がむしゃらに棒切れを振り回してる俺はガキだ。
「苦しい時に苦しいと言えるのが大人よ。頼って頼られて、そうしないと、人って生きていけない」
レイラは柔らかく笑った。
「私を頼っていい。だから貴方が貴方を見つけた時は、ちゃんと頼らせてね」
「……分かった。約束するよ」
彼女は笑っていた。
俺は…笑えていただろうか。
笑えていたなら、よかった。
それがふたりで交わした、最初で最後の…
♬
「初めまして、フォルテ兄さん」
「ああ、初めまして、ニア」
俺の…フォルテのすべては、ニアから始まった。
絹のように白い長髪も、ルビーのように赤い瞳も、水より透き通ったその声も、何もかもが俺には愛おしい。

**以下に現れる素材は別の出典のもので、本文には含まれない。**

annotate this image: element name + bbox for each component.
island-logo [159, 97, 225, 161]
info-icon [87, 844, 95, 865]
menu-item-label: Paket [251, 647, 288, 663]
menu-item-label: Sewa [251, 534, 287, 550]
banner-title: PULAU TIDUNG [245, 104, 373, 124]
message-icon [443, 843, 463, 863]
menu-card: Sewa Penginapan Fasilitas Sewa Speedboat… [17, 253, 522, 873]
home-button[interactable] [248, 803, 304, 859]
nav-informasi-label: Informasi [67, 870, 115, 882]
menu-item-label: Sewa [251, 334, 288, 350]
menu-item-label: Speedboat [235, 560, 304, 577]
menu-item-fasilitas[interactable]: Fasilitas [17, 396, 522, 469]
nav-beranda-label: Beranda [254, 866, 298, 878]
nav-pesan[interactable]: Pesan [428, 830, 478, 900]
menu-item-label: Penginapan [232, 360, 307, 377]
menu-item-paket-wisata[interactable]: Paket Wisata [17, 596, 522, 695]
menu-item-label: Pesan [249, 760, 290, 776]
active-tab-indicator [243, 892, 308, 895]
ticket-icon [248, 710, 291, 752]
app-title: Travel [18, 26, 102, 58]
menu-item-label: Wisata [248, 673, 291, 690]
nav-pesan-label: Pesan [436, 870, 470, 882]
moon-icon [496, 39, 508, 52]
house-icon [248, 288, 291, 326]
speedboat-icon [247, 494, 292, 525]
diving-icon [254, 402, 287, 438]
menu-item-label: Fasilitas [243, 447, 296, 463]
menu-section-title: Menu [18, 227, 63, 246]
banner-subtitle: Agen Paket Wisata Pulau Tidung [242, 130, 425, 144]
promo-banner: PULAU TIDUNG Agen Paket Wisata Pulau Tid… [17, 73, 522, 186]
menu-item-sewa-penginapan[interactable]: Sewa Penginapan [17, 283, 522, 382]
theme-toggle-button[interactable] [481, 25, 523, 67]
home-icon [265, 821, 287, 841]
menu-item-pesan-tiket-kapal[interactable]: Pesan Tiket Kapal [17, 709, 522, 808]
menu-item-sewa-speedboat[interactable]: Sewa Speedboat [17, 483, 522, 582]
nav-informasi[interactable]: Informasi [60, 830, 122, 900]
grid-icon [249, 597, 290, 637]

だが、今にも折れてしまいそうな身体ばかりは心配だった。
実際、ニアの体は弱かった。
喘息は当たり前、時にはふらつき、酷い時には熱を出して、寝たきり数日間は目を覚まさない。
ニアがこんな目に遭うのは、この世界のせいだ。
俺はこの世界が嫌いだ。
外には無題が跋扈していて、とてもニアを外に出せない。
あんなものに、ニアを触れさせはしない。
俺のたったひとつの大切なもの。
儚く美しいこの妹を、何者にも穢させはしない。
俺は兄として、強くあることを望んだ。
何者にも負けないほどに強くなる。心も、体も。
俺はあの子の兄だ。
妹の悲しい顔は見たくない。
だからニアの苦しみはすべて、俺が背負わなくちゃいけない。
どれだけ無題に塗れても、ニアの前では笑顔でいる。
彼女の為なら、俺はどこまでも残酷になれる。
その為に、俺は弱い自分を捨てた。
赤い髪も青い瞳も、不完全になった。
ニアの兄でいられるなら俺は、何だって出来る。
それが俺の役割だから。
ニアこそ、俺が存在する理由すべて。
「大丈夫だ、ニア。お兄ちゃんは強いから」
「俺を、めいっぱい頼ってくれよ」
空っぽのダレカは、もういない。